Подобрали, и опять заговорили орудия, опять нечеловеческий грохот сотрясает степь, небо и тяжко отдается в груди и мозгу.
Рвутся в синеве чугунно-свинцовые осколки. Живые сидят и ходят с открытыми ртами - легче ушам; мертвые неподвижно ждут, когда унесут в тыл.
Тают патроны, пустеют зарядные ящики. Не двигается Кожух, не слыхать подходящих колонн. Созывает совещание, не хочет брать на себя: остаться - всем погибнуть; пробиться - задним колоннам погибнуть. 35
Далеко в тылу, где бескрайно по степи повозки, лошади, старики, дети, раненые, говор, гомон, - засинели сумерки. Засинели сумерки, засинели дымки от костров, как это каждый вечер.

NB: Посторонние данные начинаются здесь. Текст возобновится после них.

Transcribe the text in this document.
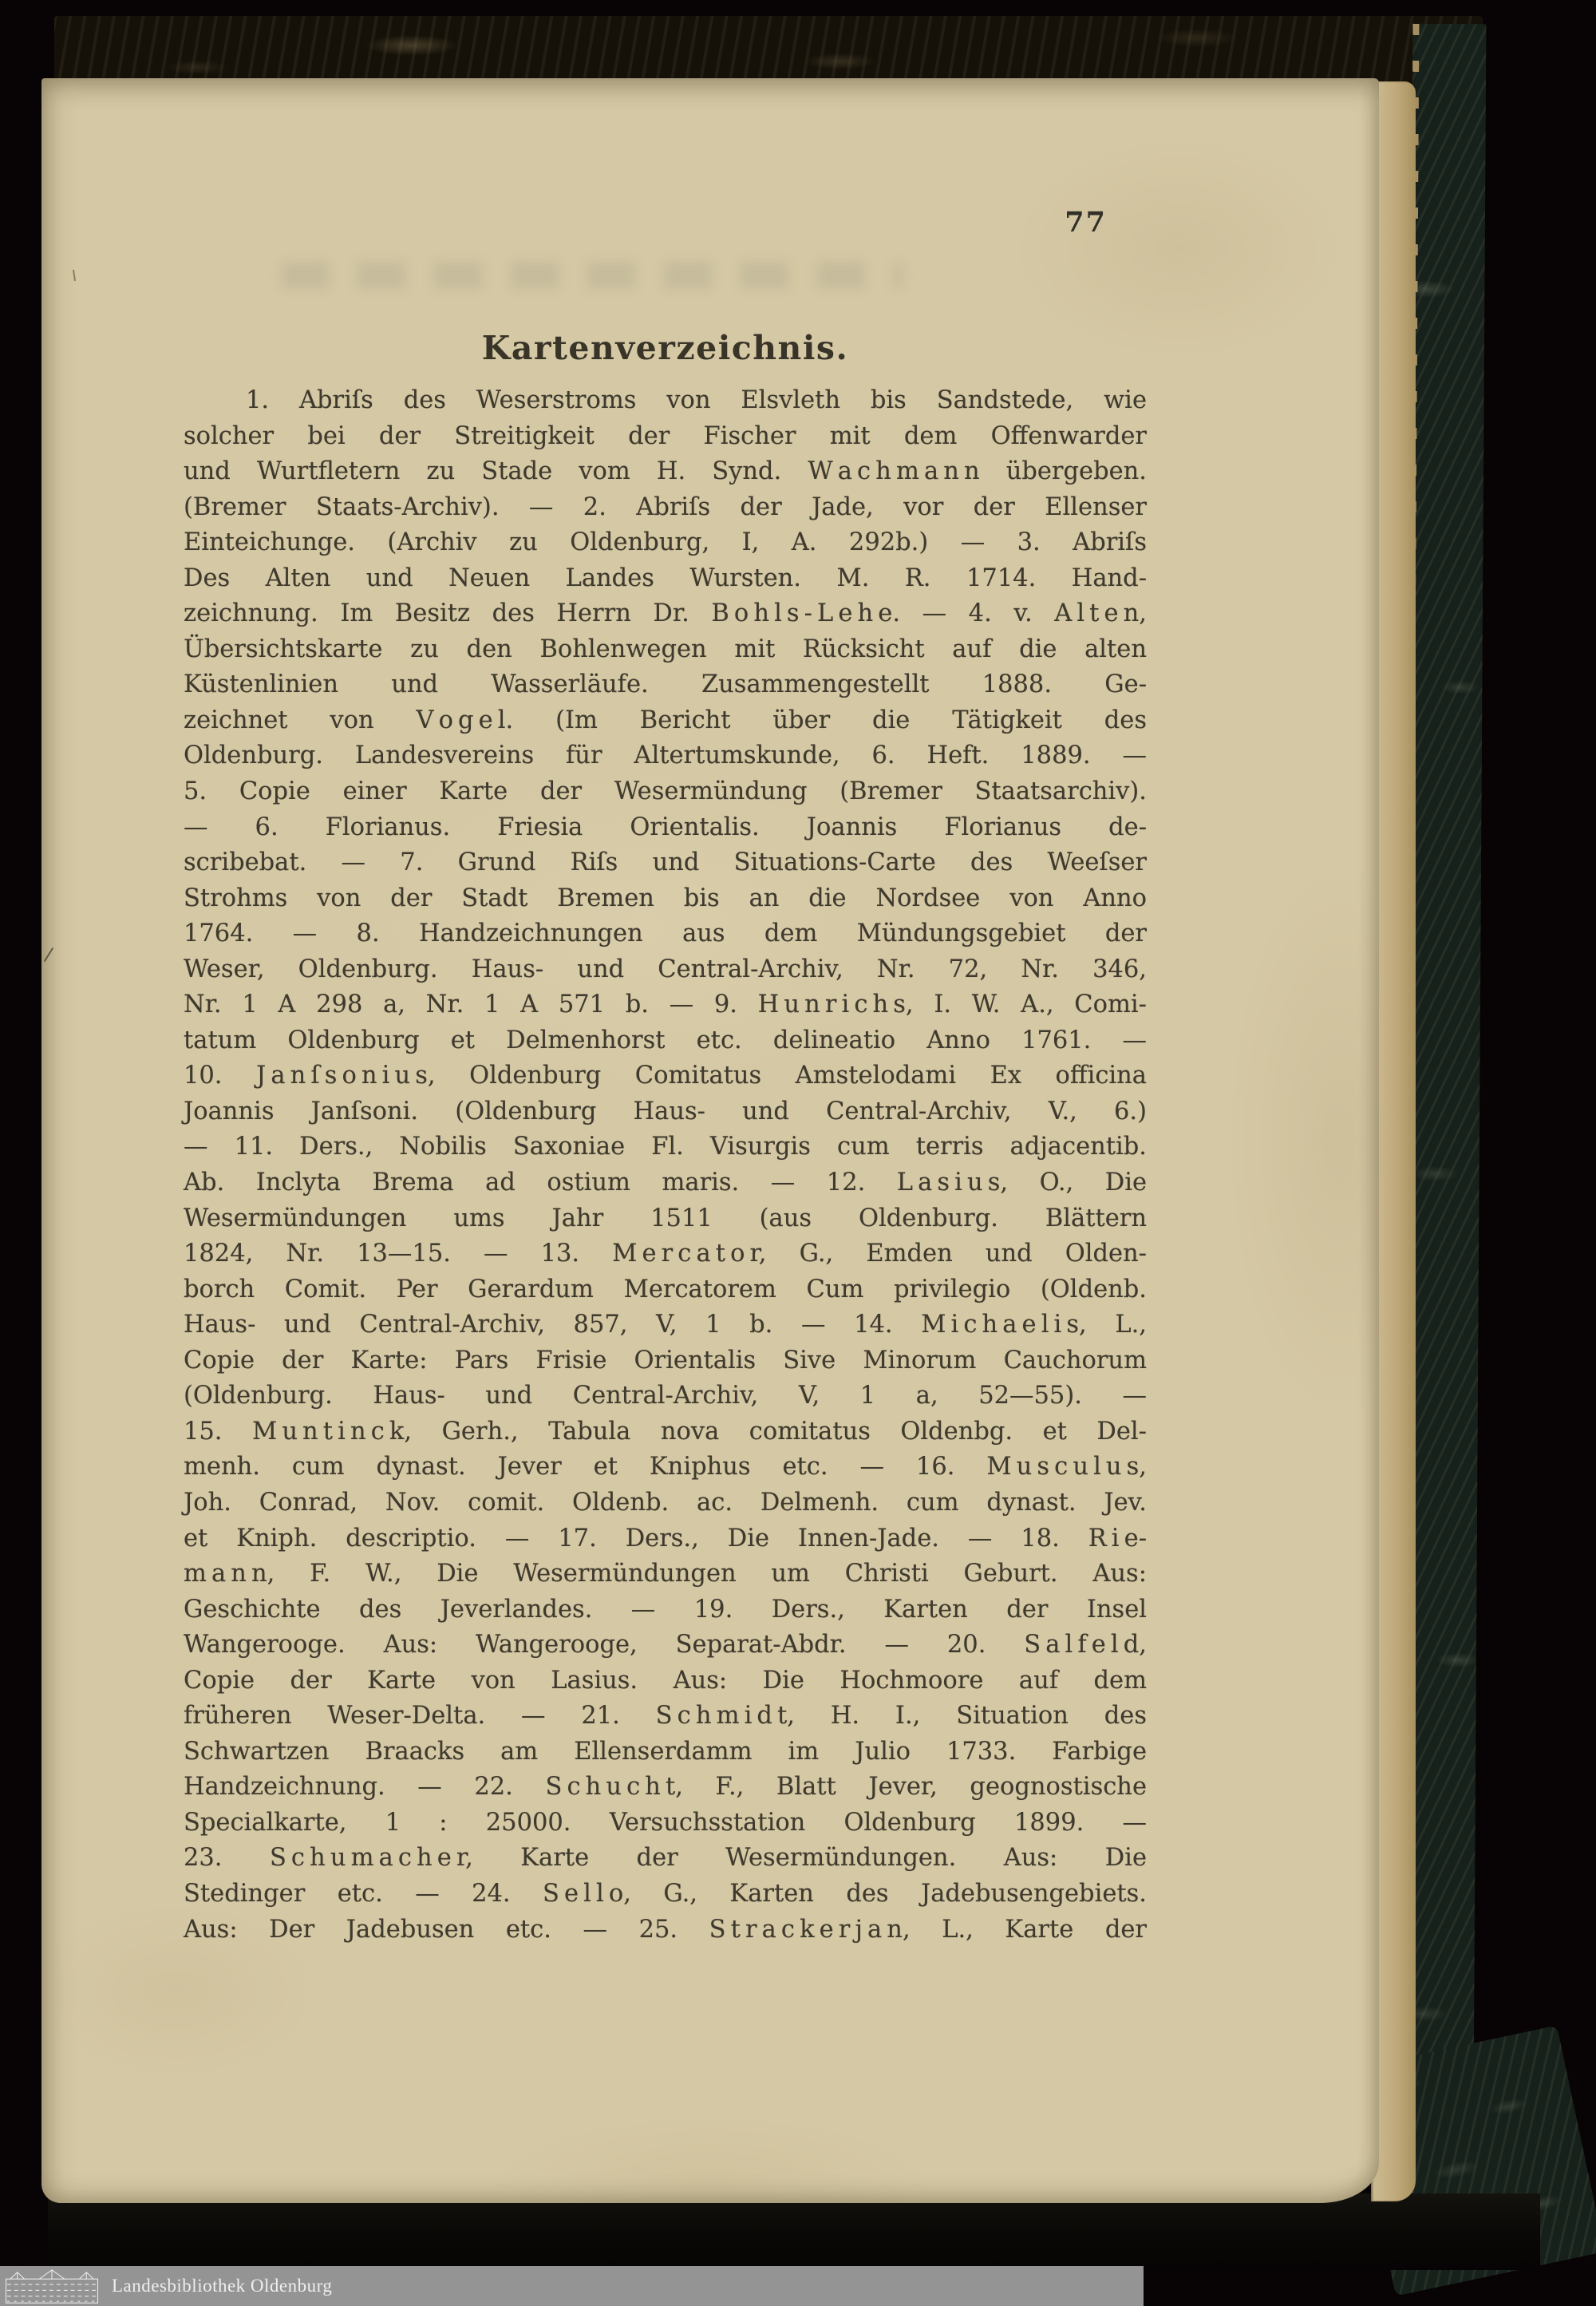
77
Kartenverzeichnis.
1. Abriſs des Weserstroms von Elsvleth bis Sandstede, wie
solcher bei der Streitigkeit der Fischer mit dem Offenwarder
und Wurtfletern zu Stade vom H. Synd. W a c h m a n n übergeben.
(Bremer Staats-Archiv). — 2. Abriſs der Jade, vor der Ellenser
Einteichunge. (Archiv zu Oldenburg, I, A. 292b.) — 3. Abriſs
Des Alten und Neuen Landes Wursten. M. R. 1714. Hand-
zeichnung. Im Besitz des Herrn Dr. B o h l s - L e h e. — 4. v. A l t e n,
Übersichtskarte zu den Bohlenwegen mit Rücksicht auf die alten
Küstenlinien und Wasserläufe. Zusammengestellt 1888. Ge-
zeichnet von V o g e l. (Im Bericht über die Tätigkeit des
Oldenburg. Landesvereins für Altertumskunde, 6. Heft. 1889. —
5. Copie einer Karte der Wesermündung (Bremer Staatsarchiv).
— 6. Florianus. Friesia Orientalis. Joannis Florianus de-
scribebat. — 7. Grund Riſs und Situations-Carte des Weeſser
Strohms von der Stadt Bremen bis an die Nordsee von Anno
1764. — 8. Handzeichnungen aus dem Mündungsgebiet der
Weser, Oldenburg. Haus- und Central-Archiv, Nr. 72, Nr. 346,
Nr. 1 A 298 a, Nr. 1 A 571 b. — 9. H u n r i c h s, I. W. A., Comi-
tatum Oldenburg et Delmenhorst etc. delineatio Anno 1761. —
10. J a n ſ s o n i u s, Oldenburg Comitatus Amstelodami Ex officina
Joannis Janſsoni. (Oldenburg Haus- und Central-Archiv, V., 6.)
— 11. Ders., Nobilis Saxoniae Fl. Visurgis cum terris adjacentib.
Ab. Inclyta Brema ad ostium maris. — 12. L a s i u s, O., Die
Wesermündungen ums Jahr 1511 (aus Oldenburg. Blättern
1824, Nr. 13—15. — 13. M e r c a t o r, G., Emden und Olden-
borch Comit. Per Gerardum Mercatorem Cum privilegio (Oldenb.
Haus- und Central-Archiv, 857, V, 1 b. — 14. M i c h a e l i s, L.,
Copie der Karte: Pars Frisie Orientalis Sive Minorum Cauchorum
(Oldenburg. Haus- und Central-Archiv, V, 1 a, 52—55). —
15. M u n t i n c k, Gerh., Tabula nova comitatus Oldenbg. et Del-
menh. cum dynast. Jever et Kniphus etc. — 16. M u s c u l u s,
Joh. Conrad, Nov. comit. Oldenb. ac. Delmenh. cum dynast. Jev.
et Kniph. descriptio. — 17. Ders., Die Innen-Jade. — 18. R i e-
m a n n, F. W., Die Wesermündungen um Christi Geburt. Aus:
Geschichte des Jeverlandes. — 19. Ders., Karten der Insel
Wangerooge. Aus: Wangerooge, Separat-Abdr. — 20. S a l f e l d,
Copie der Karte von Lasius. Aus: Die Hochmoore auf dem
früheren Weser-Delta. — 21. S c h m i d t, H. I., Situation des
Schwartzen Braacks am Ellenserdamm im Julio 1733. Farbige
Handzeichnung. — 22. S c h u c h t, F., Blatt Jever, geognostische
Specialkarte, 1 : 25000. Versuchsstation Oldenburg 1899. —
23. S c h u m a c h e r, Karte der Wesermündungen. Aus: Die
Stedinger etc. — 24. S e l l o, G., Karten des Jadebusengebiets.
Aus: Der Jadebusen etc. — 25. S t r a c k e r j a n, L., Karte der
Landesbibliothek Oldenburg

Нужды нет, что это десятка за полтора верст, за далеким краем степи, а земля целый день поминутно тяжело вздрагивает под ногами от далекого грохота; вот и сейчас... да привыкли, не замечают.

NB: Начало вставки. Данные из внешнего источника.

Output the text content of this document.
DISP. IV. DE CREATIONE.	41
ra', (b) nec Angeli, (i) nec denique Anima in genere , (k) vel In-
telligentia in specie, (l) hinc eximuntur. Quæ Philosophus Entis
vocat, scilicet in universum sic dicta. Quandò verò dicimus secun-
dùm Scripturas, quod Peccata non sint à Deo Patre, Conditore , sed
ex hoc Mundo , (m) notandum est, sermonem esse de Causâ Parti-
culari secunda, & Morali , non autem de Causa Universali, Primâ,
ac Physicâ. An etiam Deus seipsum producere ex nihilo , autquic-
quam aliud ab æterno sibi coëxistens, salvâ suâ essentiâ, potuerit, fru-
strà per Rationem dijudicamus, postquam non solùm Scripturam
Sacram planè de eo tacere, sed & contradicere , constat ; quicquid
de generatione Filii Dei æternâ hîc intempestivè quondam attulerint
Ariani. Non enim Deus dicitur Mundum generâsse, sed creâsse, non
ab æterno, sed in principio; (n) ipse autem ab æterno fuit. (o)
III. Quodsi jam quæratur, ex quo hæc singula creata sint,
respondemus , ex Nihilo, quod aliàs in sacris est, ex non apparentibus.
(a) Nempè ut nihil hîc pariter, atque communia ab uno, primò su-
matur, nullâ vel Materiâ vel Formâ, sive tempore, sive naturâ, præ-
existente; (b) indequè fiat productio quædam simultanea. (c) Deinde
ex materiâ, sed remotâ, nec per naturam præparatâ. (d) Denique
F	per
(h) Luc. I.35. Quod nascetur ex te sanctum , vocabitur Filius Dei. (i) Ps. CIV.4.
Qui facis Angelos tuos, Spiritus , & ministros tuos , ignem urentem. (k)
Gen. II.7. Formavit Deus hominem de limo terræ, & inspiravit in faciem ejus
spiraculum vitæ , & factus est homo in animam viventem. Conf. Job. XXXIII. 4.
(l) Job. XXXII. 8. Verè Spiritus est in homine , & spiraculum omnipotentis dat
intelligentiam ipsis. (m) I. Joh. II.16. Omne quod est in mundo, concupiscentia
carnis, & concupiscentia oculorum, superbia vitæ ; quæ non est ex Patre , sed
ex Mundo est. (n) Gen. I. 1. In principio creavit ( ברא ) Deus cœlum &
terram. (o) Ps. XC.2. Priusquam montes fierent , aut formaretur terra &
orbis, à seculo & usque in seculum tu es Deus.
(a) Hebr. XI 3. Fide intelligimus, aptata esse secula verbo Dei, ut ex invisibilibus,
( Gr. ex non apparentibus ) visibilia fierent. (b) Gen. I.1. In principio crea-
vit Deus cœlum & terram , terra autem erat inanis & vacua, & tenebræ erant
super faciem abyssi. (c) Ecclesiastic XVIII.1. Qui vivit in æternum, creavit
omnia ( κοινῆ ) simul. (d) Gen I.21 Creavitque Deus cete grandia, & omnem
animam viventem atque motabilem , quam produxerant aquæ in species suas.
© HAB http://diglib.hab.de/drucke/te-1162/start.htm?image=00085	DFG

Синеют сумерки, синеют дымки, синеет далекий лес. А между лесом и повозками синеет поле, пустынное, затаенное.
Говор, лязг, голоса животных, звук ведер, детский плач и бесчисленно краснеющие пятна костров.
В эту домашность, в эту мирную смутность долетело, родившись в лесу, такое чуждое, далекое в своей чуждости.

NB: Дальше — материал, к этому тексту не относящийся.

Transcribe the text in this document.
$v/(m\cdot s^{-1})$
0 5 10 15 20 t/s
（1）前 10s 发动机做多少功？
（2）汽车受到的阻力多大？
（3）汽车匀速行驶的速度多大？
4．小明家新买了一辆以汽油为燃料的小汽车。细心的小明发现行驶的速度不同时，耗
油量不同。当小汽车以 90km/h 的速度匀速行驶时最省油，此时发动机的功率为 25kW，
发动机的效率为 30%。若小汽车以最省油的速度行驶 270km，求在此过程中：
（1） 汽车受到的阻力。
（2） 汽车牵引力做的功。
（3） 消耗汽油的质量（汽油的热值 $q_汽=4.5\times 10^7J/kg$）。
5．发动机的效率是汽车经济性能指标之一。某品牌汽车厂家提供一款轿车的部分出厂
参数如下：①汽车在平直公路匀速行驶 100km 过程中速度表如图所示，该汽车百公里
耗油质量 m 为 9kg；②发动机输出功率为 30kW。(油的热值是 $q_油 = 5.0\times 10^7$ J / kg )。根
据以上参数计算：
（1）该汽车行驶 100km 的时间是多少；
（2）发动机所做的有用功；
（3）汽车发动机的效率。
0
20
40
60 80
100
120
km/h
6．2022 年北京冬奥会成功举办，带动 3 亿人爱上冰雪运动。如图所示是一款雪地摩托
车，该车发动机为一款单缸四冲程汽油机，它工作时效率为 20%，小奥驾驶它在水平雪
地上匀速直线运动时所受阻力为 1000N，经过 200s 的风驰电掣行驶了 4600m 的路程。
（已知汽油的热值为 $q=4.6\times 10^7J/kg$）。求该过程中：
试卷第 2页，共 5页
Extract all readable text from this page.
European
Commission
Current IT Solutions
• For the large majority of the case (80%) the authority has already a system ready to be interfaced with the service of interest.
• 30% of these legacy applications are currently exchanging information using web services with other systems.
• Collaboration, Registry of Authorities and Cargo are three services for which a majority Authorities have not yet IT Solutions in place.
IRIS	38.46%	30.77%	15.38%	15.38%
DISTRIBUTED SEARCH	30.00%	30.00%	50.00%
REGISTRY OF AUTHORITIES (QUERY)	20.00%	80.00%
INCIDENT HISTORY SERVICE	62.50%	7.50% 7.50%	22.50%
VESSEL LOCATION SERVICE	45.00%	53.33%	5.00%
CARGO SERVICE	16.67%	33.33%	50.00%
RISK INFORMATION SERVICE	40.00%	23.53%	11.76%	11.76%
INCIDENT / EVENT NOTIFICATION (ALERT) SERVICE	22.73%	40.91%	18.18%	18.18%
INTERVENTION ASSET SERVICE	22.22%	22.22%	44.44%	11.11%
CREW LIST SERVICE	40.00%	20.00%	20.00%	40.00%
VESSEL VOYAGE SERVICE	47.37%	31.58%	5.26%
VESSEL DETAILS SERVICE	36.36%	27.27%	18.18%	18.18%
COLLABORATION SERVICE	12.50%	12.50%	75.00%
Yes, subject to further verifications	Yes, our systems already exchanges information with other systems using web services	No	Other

Сначала потянулось отдаленное: а-а-а-а!.. оттуда, из мути сумерек, из мути леса: а-а-а-а!..
Потом зачернелось, отделившись от леса, - сгусток, другой, третий... И черные тени развернулись, слились вдоль всего леса в черную колеблющуюся полосу, и покатилась она к лагерю, вырастая, и покатилось с нею, вырастая, все то же, полное смертельной тоски: аа-а-а!..
Все головы, сколько их ни было, - и людей и животных, - повернулись туда, к смутному лесу, от которого катилась на лагерь неровная полоса, и по ней мгновенно вспыхивали и никли узкие взблески.
Головы были повернуты, костры краснели пятнами.
И все услышали: земля вся, в самой утробе своей, тяжело наполнилась конским топотом, и заглушились вздрагивающие далекие орудийные удары.
...А-а-аа!..
Между колесами, оглоблями, кострами заметались голоса, полные обреченности:
- Козаки!.. козаки!.. ко-за-а-ки-и!..
Лошади перестали жевать, навострили уши, отку да-то приставшие собаки забились под повозки.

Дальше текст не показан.